Libéralisme, permissivité, et libéralisation des mœurs

Le discours du New Age associe à la Californie des attributs de libéralisme, de tolérance et de permissivité. En cela, c’est le lieu désigné de toutes les innovations, notamment culturelles. Pour les New Agers, c’est le lieu de tous les possibles :

‘If America is free, California is freer. If America is open to innovation, innovation is California’s middle name. California is not so much different from the rest of the country as it is more so […]. California is a preview of our paradigm shifts as well as our fads and fashions. 554

Cet Etat a historiquement représenté et condensé le concept de l’Amérique en tant que « land of opportunity ». A sa place géographique, son climat, sa richesse, et la présence de nombreuses activités de pointe, s’ajoute la réputation de tolérance 555 de la part de la population. La majorité des participants de la nouvelle conscience interviewés y souscrivent, et citent l’ouverture d’esprit et le libéralisme comme des facteurs facilitants. M. Ferguson conclut son chapitre sur la Californie en ces termes :

‘It makes sense that the Aquarian Conspiracy would be most evident in a pluralistic environment friendly to change and experimentation, among people whose relative wealth has given the opportunity to become disenchanted with the materialist dream in its most hedonist form, with few traditions to overturn, tolerance of dissent, an atmosphere of experimentation and innovation, and a long history of interest in Eastern philosophies and altered states of consciousness. 556

Cette dernière remarque fait référence au succès rencontré ici par le mouvement contreculturel qui, en libéralisant les mœurs, a fait de la tolérance un véritable principe idéologique. L’implantation d’Hollywood contribue également à ce climat de liberté morale. La spiritualité alternative a reçu un certain soutien de la part des stars de cinéma, qui financent, prêtent leur célébrité, et parfois même leurs avocats à l’un ou l’autre des mouvements. La Scientologie*, mouvement marginal au New Age, bénéficie de l’image de Tom Cruise ou de John Travolta ; l’ISKCON (adeptes de Krishna) a été propulsé sur la scène médiatique par la publicité faite par les Beatles. L’actrice Shirley MacLaine, un des auteurs à succès du New Age, contribue à associer une aura de « glamour », et les notions de célébrité, de richesse, de beauté au New Age californien. Ces pratiques culturelles très médiatisées ne doivent pourtant pas faire oublier le poids (économique et surtout politique) d’une partie de la population conservatrice, certes beaucoup moins visible, mais néanmoins détentrice de pouvoir. En cela, la réputation de tolérance des Californiens n’est peut-être que superficielle, et les innovations culturelles y sont peut-être moins bien reçues qu’il n’y paraît.

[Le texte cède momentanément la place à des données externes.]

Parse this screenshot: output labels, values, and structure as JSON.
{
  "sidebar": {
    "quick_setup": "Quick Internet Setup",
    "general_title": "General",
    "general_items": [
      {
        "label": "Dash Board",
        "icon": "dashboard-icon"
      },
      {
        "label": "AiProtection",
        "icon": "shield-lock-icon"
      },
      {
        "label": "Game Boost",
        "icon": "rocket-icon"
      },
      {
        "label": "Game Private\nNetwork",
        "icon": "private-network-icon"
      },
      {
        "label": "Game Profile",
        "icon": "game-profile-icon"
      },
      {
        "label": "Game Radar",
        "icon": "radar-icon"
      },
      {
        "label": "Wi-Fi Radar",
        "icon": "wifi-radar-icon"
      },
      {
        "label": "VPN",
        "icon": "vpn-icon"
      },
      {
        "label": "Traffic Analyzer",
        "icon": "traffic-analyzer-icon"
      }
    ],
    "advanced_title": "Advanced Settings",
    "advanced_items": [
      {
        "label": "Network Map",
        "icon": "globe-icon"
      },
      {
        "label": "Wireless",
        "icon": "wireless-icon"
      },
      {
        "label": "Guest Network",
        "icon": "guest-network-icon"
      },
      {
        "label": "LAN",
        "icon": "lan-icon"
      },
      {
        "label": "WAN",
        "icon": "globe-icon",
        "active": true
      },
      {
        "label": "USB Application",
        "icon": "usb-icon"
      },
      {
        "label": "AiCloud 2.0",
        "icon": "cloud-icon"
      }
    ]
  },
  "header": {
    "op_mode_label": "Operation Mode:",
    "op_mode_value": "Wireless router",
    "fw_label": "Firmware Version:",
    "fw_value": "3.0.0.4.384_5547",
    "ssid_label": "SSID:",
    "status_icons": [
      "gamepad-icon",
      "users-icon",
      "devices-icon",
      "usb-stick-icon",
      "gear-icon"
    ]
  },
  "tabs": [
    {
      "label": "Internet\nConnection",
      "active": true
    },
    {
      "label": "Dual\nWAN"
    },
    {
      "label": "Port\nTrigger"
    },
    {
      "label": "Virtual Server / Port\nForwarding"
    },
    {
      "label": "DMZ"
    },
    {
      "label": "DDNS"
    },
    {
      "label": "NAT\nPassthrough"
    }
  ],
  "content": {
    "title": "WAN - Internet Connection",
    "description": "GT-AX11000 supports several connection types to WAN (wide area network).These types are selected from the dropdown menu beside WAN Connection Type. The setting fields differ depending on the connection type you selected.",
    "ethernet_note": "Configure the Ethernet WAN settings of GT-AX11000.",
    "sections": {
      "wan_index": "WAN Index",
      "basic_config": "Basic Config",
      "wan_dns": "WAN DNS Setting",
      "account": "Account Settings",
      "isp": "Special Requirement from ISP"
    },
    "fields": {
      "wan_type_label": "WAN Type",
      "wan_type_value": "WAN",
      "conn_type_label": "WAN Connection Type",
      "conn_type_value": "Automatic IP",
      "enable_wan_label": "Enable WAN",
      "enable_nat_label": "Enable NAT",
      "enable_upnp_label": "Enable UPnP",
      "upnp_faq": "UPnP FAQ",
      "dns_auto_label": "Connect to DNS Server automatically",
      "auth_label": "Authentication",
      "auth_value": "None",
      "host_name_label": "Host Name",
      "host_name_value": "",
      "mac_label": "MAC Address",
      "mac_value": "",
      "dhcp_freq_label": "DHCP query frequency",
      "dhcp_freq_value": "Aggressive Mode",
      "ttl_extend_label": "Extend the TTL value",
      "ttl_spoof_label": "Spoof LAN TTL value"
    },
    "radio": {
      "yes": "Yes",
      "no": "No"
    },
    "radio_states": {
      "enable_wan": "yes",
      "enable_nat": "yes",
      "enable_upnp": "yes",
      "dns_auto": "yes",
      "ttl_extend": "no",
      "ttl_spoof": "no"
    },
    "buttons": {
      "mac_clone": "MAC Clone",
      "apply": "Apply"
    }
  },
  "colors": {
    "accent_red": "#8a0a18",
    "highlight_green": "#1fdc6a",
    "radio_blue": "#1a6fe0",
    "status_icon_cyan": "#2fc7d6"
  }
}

Enfin, l’ouverture des frontières aux immigrants (asiatiques notamment) dans les années 1960 permettent aux mouvements d’inspiration orientale de trouver une expression plus concrète grâce à l’enseignement direct de « sages » et de « gourous », comme le note J. G. Melton :

‘The flowering of cults in the last two decades is best seen as the convergence and maturation of several trends which had been developing in North America for many decades. Unleashed by the demise of Asian immigration restrictions, these trends flowed into a new permissive environment. Without the many years of effort by members of alternative religions prior to 1965 and the development of the culture to receive the Eastern gospel, there would have been little response to the Eastern teachers when they finally did arrive. 557

Pour le New Age, le flux d’immigrants représente une preuve de plus de cette ouverture d’esprit. La Californie, Etat le plus attractif d’un pays idéalisé, en retire une certaine légitimité, puisqu’elle devient représentative de toutes les nationalités qui y cohabitent :

‘Boorstin once described the United States as a Nation of Nations, so shaped by the visions of its immigrants that it is international. Similarly, California is enriched by a diversity of cultures, influenced by an Asian and European influx, a junction of East and West, frontier for immigrants from the American East, South, and Midwest. More than half its inhabitants were born elsewhere. 558

Au niveau pratique, cet influx d’immigrants résulte cependant en une urbanisation accrue, avec la ville de Los Angeles qui représente l’un des paroxysmes de l’agglomération américaine : délinquance, ghettos, peurs, nombrilisme… La mixité ethnique se traduit ici plus selon le schéma du « salad bowl », les différentes communautés cohabitent sans se mélanger. La taille de la mégapole génère le sentiment exaltant que tout est à portée de main, mais les réalités quotidiennes (des transports urbains par exemple) régissent avant tout les rapports entre habitants. La réalité de l’immigration n’est donc pas le métissage culturel tant idéalisé mais plutôt une réaction à l’urbanisation régie par la peur, et une organisation pratique régie par la logique de proximité. Ces deux influences provoquent des attitudes de renfermement sur la communauté, le quartier, qui rassemble co-religionnaires et compatriotes.

Notes
554.

Ibid., p. 132.

555.

L’image de l’Etat, dans les termes de P. Lagayette, comme « une Californie ouverte sur l’inconnu, où l’ingéniosité, l’audace et l’ardeur humaines trouvent d’incessantes occasions de s’exprimer » (Californie, p. 114), ne reflète qu’une moitié de la réalité, dans la mesure où les habitants se montrent autant réactionnaires que progressistes. C’est cependant l’aspect d’ouverture qui est le plus présent dans la représentation New Age de la Californie.

556.

M. Ferguson, The Aquarian Conspiracy, p. 136.

557.

G. Melton, The Encyclopedic Handbook of Cults in America, p. 11.

558.

M. Ferguson, The Aquarian Conspiracy, p. 134.